Die schuf die EKHN erst wieder Ende der 1950er Jahre - mit neuem, bundesweit ziemlich einmaligem Fokus. „Die Pfarrchronik dient der vertraulichen Information der Nachfolgerinnen und Nachfolger im Pfarramt über das Gemeindeleben und soll ihnen für die Ausübung des Pfarramtes in der jeweiligen Kirchengemeinde sachdienlich und hilfreich sein“, heißt es in der letzten, bis Ende 2023 gültigen Fassung der entsprechenden Verwaltungsverordnung. Dass die Pflicht nun ohne großes Aufheben abgeschafft wird, hat auch mit dem Spar- und Reformprozess „ekhn2020“ zu tun. Bei größeren Gemeindeverbünden mit Verkündigungsteams galt die Fortführung von Geheimberichten in den Händen einer einzelnen Person nicht mehr als zeitgemäß.
„Unersetzliche Möglichkeit, tief in die Gemeindegeschichte einzutauchen“
Doch das sehen nicht alle in der EKHN so.
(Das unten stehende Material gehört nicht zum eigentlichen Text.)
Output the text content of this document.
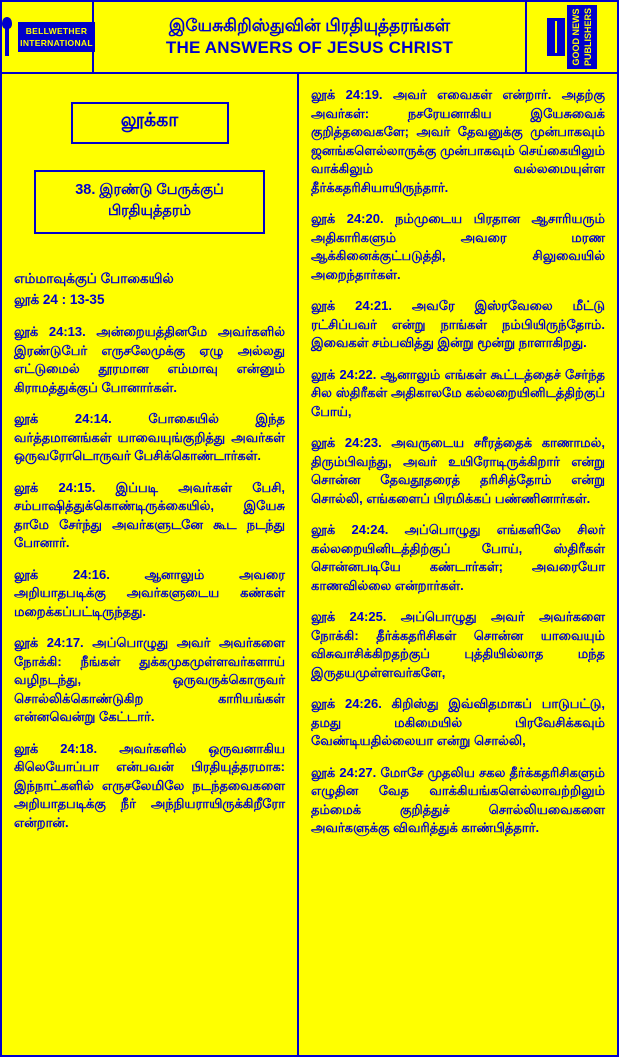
BELLWETHER
INTERNATIONAL
இயேசுகிறிஸ்துவின் பிரதியுத்தரங்கள்
THE ANSWERS OF JESUS CHRIST	GOOD NEWS PUBLISHERS
லூக்கா
38. இரண்டு பேருக்குப் பிரதியுத்தரம்
எம்மாவுக்குப் போகையில்
லூக் 24 : 13-35
லூக் 24:13. அன்றையத்தினமே அவர்களில் இரண்டுபேர் எருசலேமுக்கு ஏழு அல்லது எட்டுமைல் தூரமான எம்மாவு என்னும் கிராமத்துக்குப் போனார்கள்.
லூக் 24:14. போகையில் இந்த வர்த்தமானங்கள் யாவையுங்குறித்து அவர்கள் ஒருவரோடொருவர் பேசிக்கொண்டார்கள்.
லூக் 24:15. இப்படி அவர்கள் பேசி, சம்பாஷித்துக்கொண்டிருக்கையில், இயேசு தாமே சேர்ந்து அவர்களுடனே கூட நடந்து போனார்.
லூக் 24:16. ஆனாலும் அவரை அறியாதபடிக்கு அவர்களுடைய கண்கள் மறைக்கப்பட்டிருந்தது.
லூக் 24:17. அப்பொழுது அவர் அவர்களை நோக்கி: நீங்கள் துக்கமுகமுள்ளவர்களாய் வழிநடந்து, ஒருவருக்கொருவர் சொல்லிக்கொண்டுகிற காரியங்கள் என்னவென்று கேட்டார்.
லூக் 24:18. அவர்களில் ஒருவனாகிய கிலெயோப்பா என்பவன் பிரதியுத்தரமாக: இந்நாட்களில் எருசலேமிலே நடந்தவைகளை அறியாதபடிக்கு நீர் அந்நியராயிருக்கிறீரோ என்றான்.
லூக் 24:19. அவர் எவைகள் என்றார். அதற்கு அவர்கள்: நசரேயனாகிய இயேசுவைக் குறித்தவைகளே; அவர் தேவனுக்கு முன்பாகவும் ஜனங்களெல்லாருக்கு முன்பாகவும் செய்கையிலும் வாக்கிலும் வல்லமையுள்ள தீர்க்கதரிசியாயிருந்தார்.
லூக் 24:20. நம்முடைய பிரதான ஆசாரியரும் அதிகாரிகளும் அவரை மரண ஆக்கினைக்குட்படுத்தி, சிலுவையில் அறைந்தார்கள்.
லூக் 24:21. அவரே இஸ்ரவேலை மீட்டு ரட்சிப்பவர் என்று நாங்கள் நம்பியிருந்தோம். இவைகள் சம்பவித்து இன்று மூன்று நாளாகிறது.
லூக் 24:22. ஆனாலும் எங்கள் கூட்டத்தைச் சேர்ந்த சில ஸ்திரீகள் அதிகாலமே கல்லறையினிடத்திற்குப் போய்,
லூக் 24:23. அவருடைய சரீரத்தைக் காணாமல், திரும்பிவந்து, அவர் உயிரோடிருக்கிறார் என்று சொன்ன தேவதூதரைத் தரிசித்தோம் என்று சொல்லி, எங்களைப் பிரமிக்கப் பண்ணினார்கள்.
லூக் 24:24. அப்பொழுது எங்களிலே சிலர் கல்லறையினிடத்திற்குப் போய், ஸ்திரீகள் சொன்னபடியே கண்டார்கள்; அவரையோ காணவில்லை என்றார்கள்.
லூக் 24:25. அப்பொழுது அவர் அவர்களை நோக்கி: தீர்க்கதரிசிகள் சொன்ன யாவையும் விசுவாசிக்கிறதற்குப் புத்தியில்லாத மந்த இருதயமுள்ளவர்களே,
லூக் 24:26. கிறிஸ்து இவ்விதமாகப் பாடுபட்டு, தமது மகிமையில் பிரவேசிக்கவும் வேண்டியதில்லையா என்று சொல்லி,
லூக் 24:27. மோசே முதலிய சகல தீர்க்கதரிசிகளும் எழுதின வேத வாக்கியங்களெல்லாவற்றிலும் தம்மைக் குறித்துச் சொல்லியவைகளை அவர்களுக்கு விவரித்துக் காண்பித்தார்.
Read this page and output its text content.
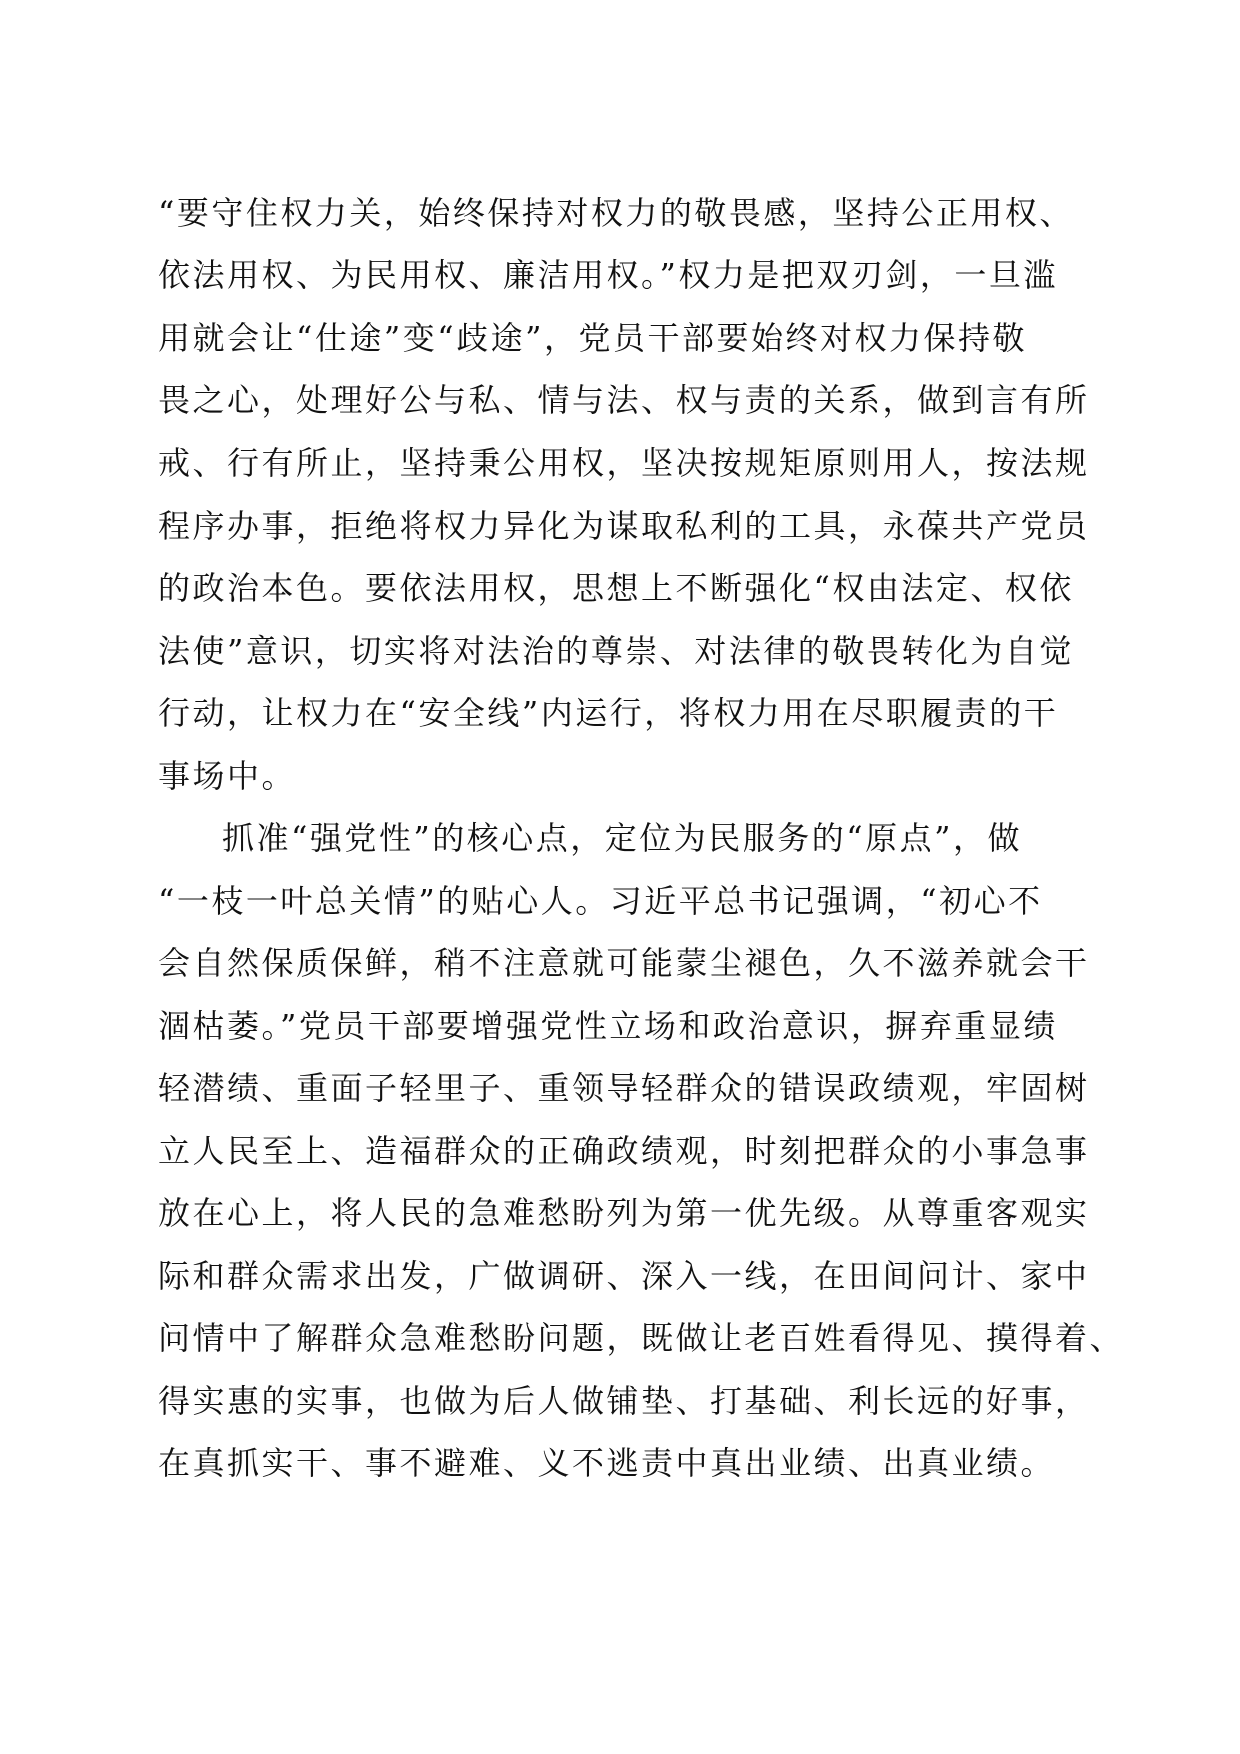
“要守住权力关，始终保持对权力的敬畏感，坚持公正用权、

依法用权、为民用权、廉洁用权。”权力是把双刃剑，一旦滥

用就会让“仕途”变“歧途”，党员干部要始终对权力保持敬

畏之心，处理好公与私、情与法、权与责的关系，做到言有所

戒、行有所止，坚持秉公用权，坚决按规矩原则用人，按法规

程序办事，拒绝将权力异化为谋取私利的工具，永葆共产党员

的政治本色。要依法用权，思想上不断强化“权由法定、权依

法使”意识，切实将对法治的尊崇、对法律的敬畏转化为自觉

行动，让权力在“安全线”内运行，将权力用在尽职履责的干

事场中。

抓准“强党性”的核心点，定位为民服务的“原点”，做

“一枝一叶总关情”的贴心人。习近平总书记强调，“初心不

会自然保质保鲜，稍不注意就可能蒙尘褪色，久不滋养就会干

涸枯萎。”党员干部要增强党性立场和政治意识，摒弃重显绩

轻潜绩、重面子轻里子、重领导轻群众的错误政绩观，牢固树

立人民至上、造福群众的正确政绩观，时刻把群众的小事急事

放在心上，将人民的急难愁盼列为第一优先级。从尊重客观实

际和群众需求出发，广做调研、深入一线，在田间问计、家中

问情中了解群众急难愁盼问题，既做让老百姓看得见、摸得着、

得实惠的实事，也做为后人做铺垫、打基础、利长远的好事，

在真抓实干、事不避难、义不逃责中真出业绩、出真业绩。
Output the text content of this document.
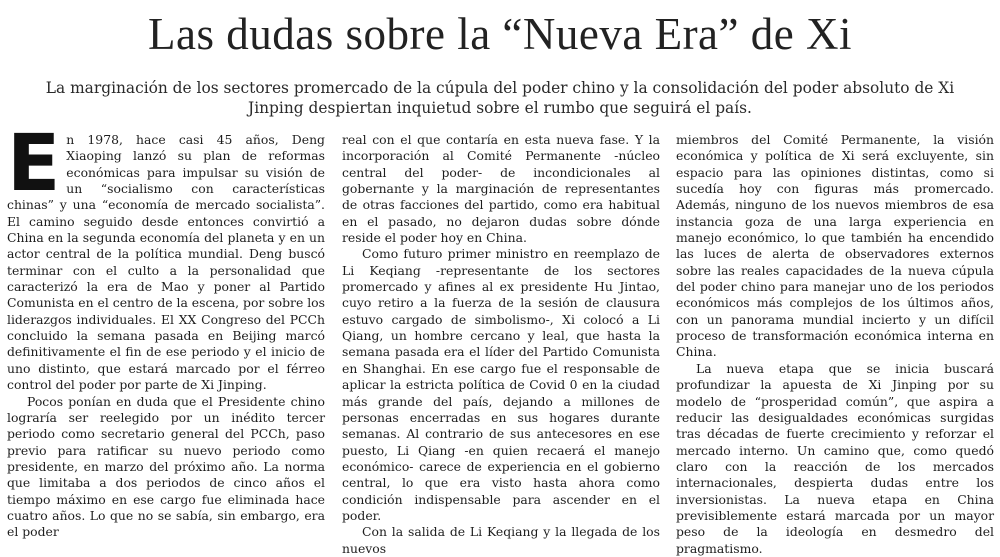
Las dudas sobre la “Nueva Era” de Xi

La marginación de los sectores promercado de la cúpula del poder chino y la consolidación del poder absoluto de Xi Jinping despiertan inquietud sobre el rumbo que seguirá el país.

E n 1978, hace casi 45 años, Deng Xiaoping lanzó su plan de reformas económicas para impulsar su visión de un “socialismo con características chinas” y una “economía de mercado socialista”. El camino seguido desde entonces convirtió a China en la segunda economía del planeta y en un actor central de la política mundial. Deng buscó terminar con el culto a la personalidad que caracterizó la era de Mao y poner al Partido Comunista en el centro de la escena, por sobre los liderazgos individuales. El XX Congreso del PCCh concluido la semana pasada en Beijing marcó definitivamente el fin de ese periodo y el inicio de uno distinto, que estará marcado por el férreo control del poder por parte de Xi Jinping.

Pocos ponían en duda que el Presidente chino lograría ser reelegido por un inédito tercer periodo como secretario general del PCCh, paso previo para ratificar su nuevo periodo como presidente, en marzo del próximo año. La norma que limitaba a dos periodos de cinco años el tiempo máximo en ese cargo fue eliminada hace cuatro años. Lo que no se sabía, sin embargo, era el poder

real con el que contaría en esta nueva fase. Y la incorporación al Comité Permanente -núcleo central del poder- de incondicionales al gobernante y la marginación de representantes de otras facciones del partido, como era habitual en el pasado, no dejaron dudas sobre dónde reside el poder hoy en China.

Como futuro primer ministro en reemplazo de Li Keqiang -representante de los sectores promercado y afines al ex presidente Hu Jintao, cuyo retiro a la fuerza de la sesión de clausura estuvo cargado de simbolismo-, Xi colocó a Li Qiang, un hombre cercano y leal, que hasta la semana pasada era el líder del Partido Comunista en Shanghai. En ese cargo fue el responsable de aplicar la estricta política de Covid 0 en la ciudad más grande del país, dejando a millones de personas encerradas en sus hogares durante semanas. Al contrario de sus antecesores en ese puesto, Li Qiang -en quien recaerá el manejo económico- carece de experiencia en el gobierno central, lo que era visto hasta ahora como condición indispensable para ascender en el poder.

Con la salida de Li Keqiang y la llegada de los nuevos

miembros del Comité Permanente, la visión económica y política de Xi será excluyente, sin espacio para las opiniones distintas, como si sucedía hoy con figuras más promercado. Además, ninguno de los nuevos miembros de esa instancia goza de una larga experiencia en manejo económico, lo que también ha encendido las luces de alerta de observadores externos sobre las reales capacidades de la nueva cúpula del poder chino para manejar uno de los periodos económicos más complejos de los últimos años, con un panorama mundial incierto y un difícil proceso de transformación económica interna en China.

La nueva etapa que se inicia buscará profundizar la apuesta de Xi Jinping por su modelo de “prosperidad común”, que aspira a reducir las desigualdades económicas surgidas tras décadas de fuerte crecimiento y reforzar el mercado interno. Un camino que, como quedó claro con la reacción de los mercados internacionales, despierta dudas entre los inversionistas. La nueva etapa en China previsiblemente estará marcada por un mayor peso de la ideología en desmedro del pragmatismo.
Johannes Hoffmann, zuständig für die Notfallseelsorge in Mainz, war lange Gemeindepfarrer im rheinhessischen Guntersblum. Er empfand das Führen einer Chronik über so lange Zeiträume als sehr hilfreich: „Nicht nur besondere Ereignisse wie den Einbau einer neuen Heizung für die Kirche, sondern auch Subtiles wie die Diskussionen über die Zulassung von gleichgeschlechtlichen Paaren zur Trauung in der Kirche oder offener Streit zwischen Kirchenvorstehern konnte dort einen Niederschlag finden.“ Das Führen einer Chronik biete den amtierenden Pfarrpersonen eine „unersetzliche Möglichkeit, tief in die Gemeindegeschichte einzutauchen und Zusammenhänge besser verstehen zu können“.
So war etwa zu erfahren, dass einer von Hoffmanns Vorgängern von den eigenen Gemeindemitgliedern als Kommunist beschimpft worden war, weil er in den 1970er und 1980er Jahren der Friedens- und Umweltschutzbewegung zuneigte. Zur Zeit der NS-Herrschaft gibt es oftmals in den Chroniken hingegen kaum Angaben. In Guntersblum etwa soll noch bis 1961 ein einstiger SA-Mann Pfarrer gewesen sein, der vor der Pensionierung alle Einträge für den Zeitraum zwischen 1933 und 1945 aus dem dicken Lederbuch herausschnitt und neu verfasste.
Die kircheninternen Geheimberichte werden im Darmstädter Zentralarchiv der EKHN geschützt in einem klimatisierten Raum gelagert. 110 Jahre nach Ablauf der beschriebenen Ereignisse sollen sie für konkrete Forschungsanfragen zugänglich gemacht werden. Der Mainzer Kirchenhistoriker Wolfgang Breul wünscht sich von der Landeskirche etwas weniger strenge Datenschutzbestimmungen für Wissenschaftler. Manche der Chroniken könnten von großem Interesse für die Geschichtswissenschaft sein, auch zu jüngeren Ereignissen in Hessen, etwa der Auseinandersetzung um die Startbahn West.